Re: [PATCH RFC net-next] net/smc: transition to RDMA core CQ pooling
From: Mahanta Jambigi <mjambigi@linux.ibm.com>
Date: 2026-02-06 11:28:42
Also in:
linux-rdma, linux-s390, lkml
On 02/02/26 3:18 pm, D. Wythe wrote:
The current SMC-R implementation relies on global per-device CQs and manual polling within tasklets, which introduces severe scalability bottlenecks due to global lock contention and tasklet scheduling overhead, resulting in poor performance as concurrency increases. Refactor the completion handling to utilize the ib_cqe API and standard RDMA core CQ pooling. This transition provides several key advantages: 1. Multi-CQ: Shift from a single shared per-device CQ to multiple link-specific CQs via the CQ pool.

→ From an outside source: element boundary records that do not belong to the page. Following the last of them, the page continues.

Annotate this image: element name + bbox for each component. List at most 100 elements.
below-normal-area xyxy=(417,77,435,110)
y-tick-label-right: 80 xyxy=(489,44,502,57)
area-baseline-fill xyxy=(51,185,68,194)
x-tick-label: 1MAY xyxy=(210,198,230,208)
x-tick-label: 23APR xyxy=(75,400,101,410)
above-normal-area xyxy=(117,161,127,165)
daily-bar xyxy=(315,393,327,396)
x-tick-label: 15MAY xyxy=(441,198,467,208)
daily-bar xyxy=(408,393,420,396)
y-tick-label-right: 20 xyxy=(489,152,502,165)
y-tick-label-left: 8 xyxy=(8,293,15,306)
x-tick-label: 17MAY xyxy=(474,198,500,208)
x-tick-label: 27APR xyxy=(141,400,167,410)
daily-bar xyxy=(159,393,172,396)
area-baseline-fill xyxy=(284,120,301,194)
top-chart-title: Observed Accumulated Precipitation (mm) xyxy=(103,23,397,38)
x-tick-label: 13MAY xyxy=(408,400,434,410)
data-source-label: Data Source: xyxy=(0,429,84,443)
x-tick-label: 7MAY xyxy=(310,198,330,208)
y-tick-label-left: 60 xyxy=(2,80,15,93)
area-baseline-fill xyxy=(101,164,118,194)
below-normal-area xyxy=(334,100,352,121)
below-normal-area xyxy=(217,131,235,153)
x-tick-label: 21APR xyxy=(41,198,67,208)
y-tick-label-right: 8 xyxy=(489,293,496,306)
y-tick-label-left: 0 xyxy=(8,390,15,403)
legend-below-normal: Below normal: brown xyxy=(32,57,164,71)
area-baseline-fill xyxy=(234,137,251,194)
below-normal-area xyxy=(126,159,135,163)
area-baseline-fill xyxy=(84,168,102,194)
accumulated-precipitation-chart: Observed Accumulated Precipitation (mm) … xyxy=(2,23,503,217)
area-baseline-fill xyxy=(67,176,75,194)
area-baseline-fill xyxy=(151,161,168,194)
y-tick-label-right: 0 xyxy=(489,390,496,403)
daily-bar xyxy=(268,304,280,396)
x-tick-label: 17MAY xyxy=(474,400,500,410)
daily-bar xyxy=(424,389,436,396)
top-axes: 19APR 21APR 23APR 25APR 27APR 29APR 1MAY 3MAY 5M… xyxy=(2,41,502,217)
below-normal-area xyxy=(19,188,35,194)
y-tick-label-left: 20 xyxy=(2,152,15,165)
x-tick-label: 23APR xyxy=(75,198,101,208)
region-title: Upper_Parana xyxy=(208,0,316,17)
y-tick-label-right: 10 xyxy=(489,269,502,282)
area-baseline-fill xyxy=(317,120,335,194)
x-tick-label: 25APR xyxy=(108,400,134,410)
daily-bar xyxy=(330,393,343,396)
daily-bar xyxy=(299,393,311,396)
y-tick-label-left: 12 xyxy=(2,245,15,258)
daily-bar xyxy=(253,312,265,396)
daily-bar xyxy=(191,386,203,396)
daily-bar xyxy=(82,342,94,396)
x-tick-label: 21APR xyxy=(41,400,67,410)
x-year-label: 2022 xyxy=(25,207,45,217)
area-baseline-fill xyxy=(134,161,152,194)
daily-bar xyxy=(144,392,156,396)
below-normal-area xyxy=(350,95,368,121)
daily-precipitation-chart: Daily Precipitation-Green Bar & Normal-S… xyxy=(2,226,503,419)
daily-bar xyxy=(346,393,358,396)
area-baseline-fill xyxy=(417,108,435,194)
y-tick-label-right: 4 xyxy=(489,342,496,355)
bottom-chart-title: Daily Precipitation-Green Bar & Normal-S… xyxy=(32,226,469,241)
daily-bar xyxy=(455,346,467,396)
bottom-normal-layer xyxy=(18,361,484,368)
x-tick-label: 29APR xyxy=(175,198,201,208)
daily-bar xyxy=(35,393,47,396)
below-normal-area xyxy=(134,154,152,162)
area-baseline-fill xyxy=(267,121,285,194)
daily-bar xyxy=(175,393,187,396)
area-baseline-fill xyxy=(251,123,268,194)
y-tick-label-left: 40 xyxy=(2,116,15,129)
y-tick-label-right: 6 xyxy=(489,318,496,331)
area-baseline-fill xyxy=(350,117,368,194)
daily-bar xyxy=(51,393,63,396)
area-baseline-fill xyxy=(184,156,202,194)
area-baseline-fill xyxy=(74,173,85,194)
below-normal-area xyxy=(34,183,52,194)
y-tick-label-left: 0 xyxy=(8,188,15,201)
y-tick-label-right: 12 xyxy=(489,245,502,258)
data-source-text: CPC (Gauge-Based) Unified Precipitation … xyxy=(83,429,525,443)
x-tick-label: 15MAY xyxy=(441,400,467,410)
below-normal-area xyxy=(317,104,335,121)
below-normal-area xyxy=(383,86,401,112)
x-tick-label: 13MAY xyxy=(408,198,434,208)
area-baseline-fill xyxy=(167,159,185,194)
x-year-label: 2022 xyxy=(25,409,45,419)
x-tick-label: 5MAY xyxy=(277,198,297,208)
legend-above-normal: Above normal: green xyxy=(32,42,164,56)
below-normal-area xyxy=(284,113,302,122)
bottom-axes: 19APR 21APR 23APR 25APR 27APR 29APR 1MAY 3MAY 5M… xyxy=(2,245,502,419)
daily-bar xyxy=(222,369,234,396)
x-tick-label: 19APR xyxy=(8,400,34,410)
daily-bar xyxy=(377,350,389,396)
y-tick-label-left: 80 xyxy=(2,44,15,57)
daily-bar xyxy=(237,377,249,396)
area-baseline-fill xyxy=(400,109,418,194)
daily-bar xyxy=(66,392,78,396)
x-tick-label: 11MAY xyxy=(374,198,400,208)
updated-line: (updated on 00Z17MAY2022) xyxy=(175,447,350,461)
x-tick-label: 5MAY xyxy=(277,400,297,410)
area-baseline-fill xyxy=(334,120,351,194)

This allows completion processing to be parallelized across multiple CPU cores, effectively eliminating the global CQ bottleneck. 2. Leverage DIM: Utilizing the standard CQ pool with IB_POLL_SOFTIRQ enables Dynamic Interrupt Moderation from the RDMA core, optimizing interrupt frequency and reducing CPU load under high pressure. 3. O(1) Context Retrieval: Replaces the expensive wr_id based lookup logic (e.g., smc_wr_tx_find_pending_index) with direct context retrieval using container_of() on the embedded ib_cqe. 4. Code Simplification: This refactoring results in a reduction of ~150 lines of code. It removes redundant sequence tracking, complex lookup helpers, and manual CQ management, significantly improving maintainability. Performance Test: redis-benchmark with max 32 connections per QP Data format: Requests Per Second (RPS), Percentage in brackets represents the gain/loss compared to TCP. | Clients | TCP | SMC (original) | SMC (cq_pool) | |---------|----------|---------------------|---------------------| | c = 1 | 24449 | 31172 (+27%) | 34039 (+39%) | | c = 2 | 46420 | 53216 (+14%) | 64391 (+38%) | | c = 16 | 159673 | 83668 (-48%) <-- | 216947 (+36%) | | c = 32 | 164956 | 97631 (-41%) <-- | 249376 (+51%) | | c = 64 | 166322 | 118192 (-29%) <-- | 249488 (+50%) | | c = 128 | 167700 | 121497 (-27%) <-- | 249480 (+48%) | | c = 256 | 175021 | 146109 (-16%) <-- | 240384 (+37%) | | c = 512 | 168987 | 101479 (-40%) <-- | 226634 (+34%) | The results demonstrate that this optimization effectively resolves the scalability bottleneck, with RPS increasing by over 110% at c=64 compared to the original implementation.
I applied your patch to the latest kernel(6.19-rc8) & saw below Performance results: 1) In my evaluation, I ran several *uperf* based workloads using a request/response (RR) pattern, and I observed performance *degradation* ranging from *4%* to *59%*, depending on the specific read/write sizes used. For example, with a TCP RR workload using 50 parallel clients (nprocs=50) sending a 200‑byte request and reading a 1000‑byte response over a 60‑second run, I measured approximately 59% degradation compared to SMC‑R original performance. 2) In contrast, with uperf *streaming‑type* workloads, your patch shows clear gains. I observed performance *improvement* ranging from *11%* to *75%*, again depending on the specific streaming parameters. One representative case is a TCP streaming/bulk‑receive workload with 250 parallel clients (nprocs=250) performing 640 reads per burst with 30 KB per read, running continuously for 60 seconds, where I measured approximately *75%* *improvement* over the SMC‑R original performance. Note: I ran above tests with default WR(work request buffers), default receive & transmit buffer size with smc_run. I am looking for additional details regarding the redis-benchmark performance results you previously shared. I would like to understand whether the workload behaved more like a traditional request/response (RR) pattern or a streaming-type workload, and what SMC‑R configuration was used during the tests? 1) SMC Work Request (WR) Settings - Did your test environment use the default SMC‑R work request buffers? net.smc.smcr_max_recv_wr = 48 net.smc.smcr_max_send_wr = 16 2) SMC-R Buffer sizes used via smc_run - Did you use default transmit & receive buffer sizes(smc_run -r <recv_size> -t <send_size>)? 3) Additional system or network tuning e.g CPU affinity, NIC offload settings etc?